An inevitable part of your pregnancy will be weight gain. Of course, you might wonder just how much weight is appropriate for you to gain. It all depends on your pre-pregnancy size and how many babies you’re carrying.

Standard guidelines use body mass index (BMI) to determine how much weight you should gain. The Institute of Medicine updated its recommendations on maternal weight gain during pregnancy, increasing them from previous guidelines. See the table below for the current recommended weight-gain guidelines:

Pre-pregnancy weight Recommended weight gain
Underweight BMI less than 19.8 28–40 pounds
Normal weight BMI of 19.8 to 25 25–35 pounds
Twins 35–45 pounds, regardless of pre-pregnancy weight
Overweight BMI above 25 15–25 pounds

If women don’t gain weight enough during the 9 months their baby is growing, there’s a greater risk of low birth weight.

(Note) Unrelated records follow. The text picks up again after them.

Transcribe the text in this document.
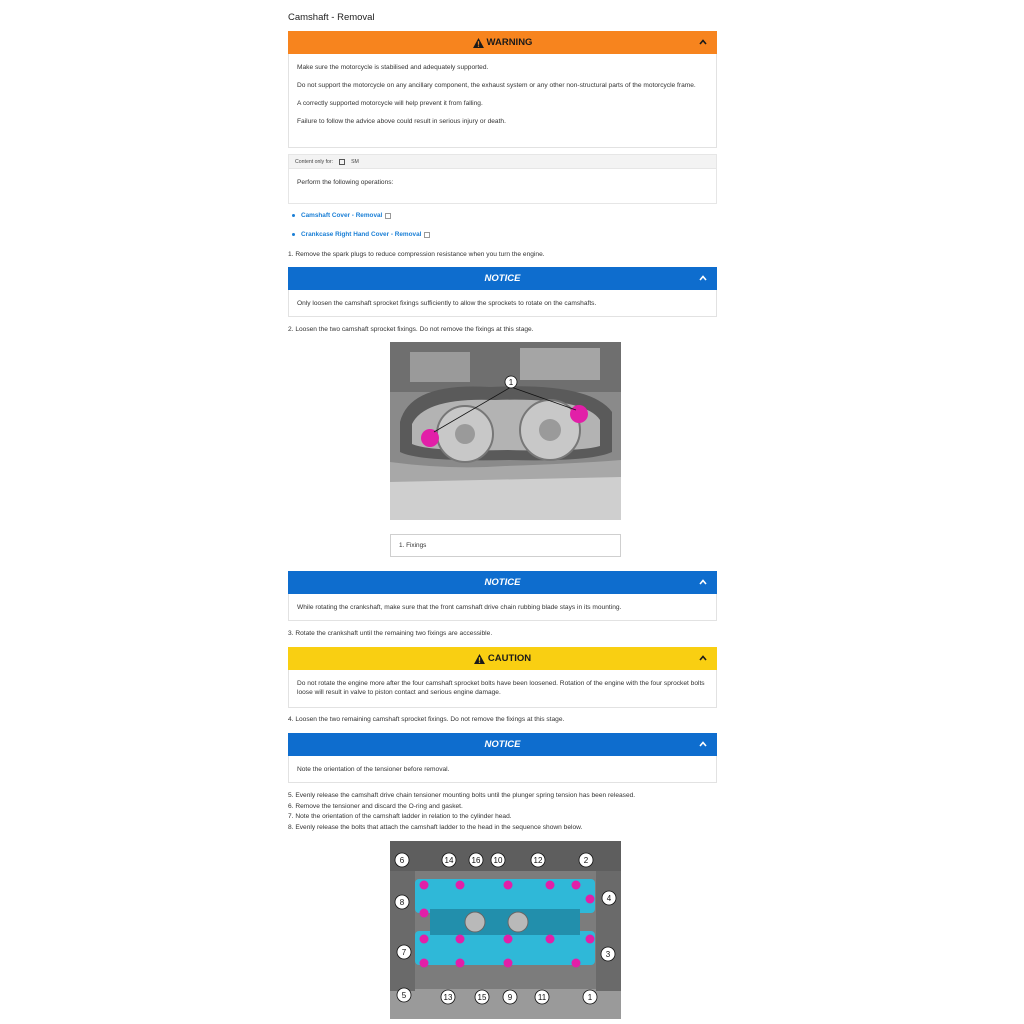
Camshaft - Removal
WARNING

Make sure the motorcycle is stabilised and adequately supported.

Do not support the motorcycle on any ancillary component, the exhaust system or any other non-structural parts of the motorcycle frame.

A correctly supported motorcycle will help prevent it from falling.

Failure to follow the advice above could result in serious injury or death.

Content only for:	SM
Perform the following operations:
Camshaft Cover - Removal
Crankcase Right Hand Cover - Removal
1. Remove the spark plugs to reduce compression resistance when you turn the engine.
NOTICE

Only loosen the camshaft sprocket fixings sufficiently to allow the sprockets to rotate on the camshafts.

2. Loosen the two camshaft sprocket fixings. Do not remove the fixings at this stage.
1
1. Fixings
NOTICE

While rotating the crankshaft, make sure that the front camshaft drive chain rubbing blade stays in its mounting.

3. Rotate the crankshaft until the remaining two fixings are accessible.
CAUTION

Do not rotate the engine more after the four camshaft sprocket bolts have been loosened. Rotation of the engine with the four sprocket bolts loose will result in valve to piston contact and serious engine damage.

4. Loosen the two remaining camshaft sprocket fixings. Do not remove the fixings at this stage.
NOTICE

Note the orientation of the tensioner before removal.

5. Evenly release the camshaft drive chain tensioner mounting bolts until the plunger spring tension has been released.
6. Remove the tensioner and discard the O-ring and gasket.
7. Note the orientation of the camshaft ladder in relation to the cylinder head.
8. Evenly release the bolts that attach the camshaft ladder to the head in the sequence shown below.
6	14 16 10	12	2
8	4
7	3
5	13	15	9	11	1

This means you should consume about 300 more calories per day than you did before you became pregnant.

When you’re pregnant, everything you do either contributes to you and your baby’s health. Mothers who eat an unhealthy diet during pregnancy may be putting their children at risk of developing long term health issues.

Higher intakes of protein and micronutrients are also required to support fetal development and milk production. An additional 25 g (EAR=21 g) of protein per day is recommended for pregnant and lactating adolescents

Keep record of your weight pre-conception so your doctor can more accurately pinpoint your target weight gain. You should definitely meet the minimum weight gain suggested.

Here is a few tips to keep you and your baby healthy
- Try to eat a variety of foods to get all the nutrients you need
- Make sure you are getting enough vitamins and minerals while pregnant
- Limit the caffeine you get each day to 200 milligrams
- Get 1000-1300 mg of calcium in your daily foods
- Avoid unpasteurized milk and any foods made from it
- Avoid Herbal supplements
- Fish oil supplements instead of fish. Most commercially available fish oil supplements have been tested for heavy metals such as mercury.

Some experts think that pregnant women should try to avoid excess weight gain as much as possible. So if your BMI is at or above 30, talk to your doctor before starting a diet during your pregnancy.